Entscheidung des Bundesfinanzhofs: Abfindung ist steuerpflichtig
Im entschiedenen Fall hatte eine Frau ein lebenslanges Nießbrauchsrecht an einem vermieteten Grundstück. Sie erzielte daraus Einkünfte aus Vermietung und Verpachtung. Als die Eigentümerin die Immobilie verkaufen wollte, verzichtete die Nießbraucherin gegen eine einmalige Entschädigungszahlung auf ihr Recht.
Der BFH stellte klar: Diese Entschädigung unterliegt der Einkommensteuer.
Begründung des Gerichts: Durch den Verzicht entfallen künftig die Mieteinnahmen. Die Abfindung stellt wirtschaftlich einen Ersatz für diese wegfallenden Einnahmen dar – und ist daher steuerlich genauso zu behandeln wie die bisherigen Mieterträge.
Gerade bei hohen Abfindungsbeträgen kann dies zu einer erheblichen Steuerbelastung führen.
„Eine Abfindung für den Verzicht auf solch ein Nießbrauchsrecht wird steuerlich wie ein Ersatz für künftige Mieteinnahmen behandelt – und kann entsprechend hoch besteuert werden“, ordnet Steuerberater Martin Benker ein.
Was bedeutet das für Sie?
Ein Nießbrauchsrecht ist häufig Bestandteil von vorweggenommenen Erbfolgeregelungen – etwa wenn Eltern vermietete Immobilien auf die nächste Generation übertragen und sich die Mieterträge sichern.
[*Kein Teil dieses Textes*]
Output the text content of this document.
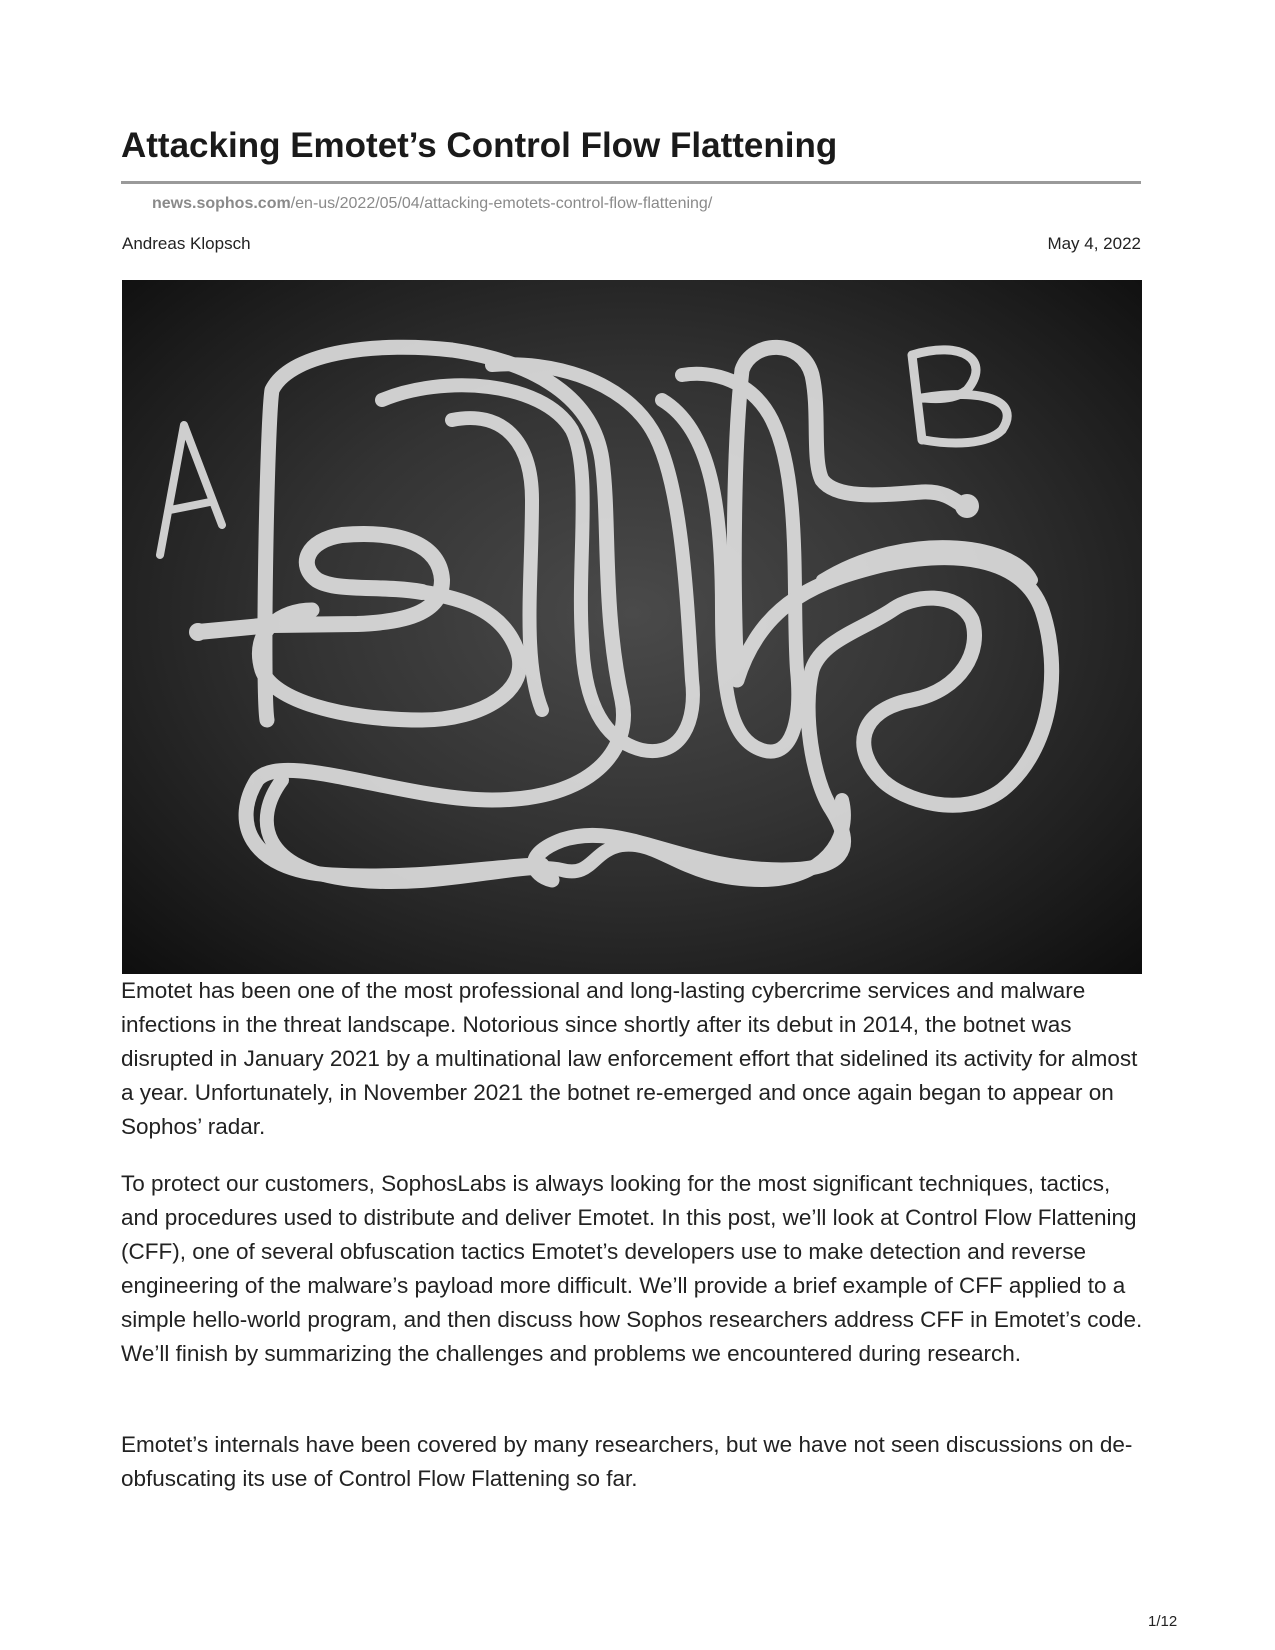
Attacking Emotet’s Control Flow Flattening
news.sophos.com/en-us/2022/05/04/attacking-emotets-control-flow-flattening/
Andreas Klopsch	May 4, 2022
A
B

Emotet has been one of the most professional and long-lasting cybercrime services and malware infections in the threat landscape. Notorious since shortly after its debut in 2014, the botnet was disrupted in January 2021 by a multinational law enforcement effort that sidelined its activity for almost a year. Unfortunately, in November 2021 the botnet re-emerged and once again began to appear on Sophos’ radar.

To protect our customers, SophosLabs is always looking for the most significant techniques, tactics, and procedures used to distribute and deliver Emotet. In this post, we’ll look at Control Flow Flattening (CFF), one of several obfuscation tactics Emotet’s developers use to make detection and reverse engineering of the malware’s payload more difficult. We’ll provide a brief example of CFF applied to a simple hello-world program, and then discuss how Sophos researchers address CFF in Emotet’s code. We’ll finish by summarizing the challenges and problems we encountered during research.

Emotet’s internals have been covered by many researchers, but we have not seen discussions on de-obfuscating its use of Control Flow Flattening so far.

1/12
Kommt es später zu einem Verkauf der Immobilie oder zu einer einvernehmlichen Aufhebung des Nießbrauchs, wird oft eine Ausgleichszahlung vereinbart. Diese Zahlung kann – wie das Urteil zeigt – einkommensteuerpflichtig sein, wenn das Grundstück zuvor vermietet wurde.
Für Sie bedeutet das:
• Die gesamte Entschädigung wird im Jahr des Zuflusses steuerlich erfasst.
• Dadurch kann sich Ihre persönlicher Steuer deutlich erhöhen.
• Eine vorausschauende Gestaltung ist wichtig, um Liquiditätsengpässe zu vermeiden.
Auch Schenkungsteuer kann betroffen sein
Neben der Einkommensteuer können auch schenkungssteuerliche Folgen entstehen.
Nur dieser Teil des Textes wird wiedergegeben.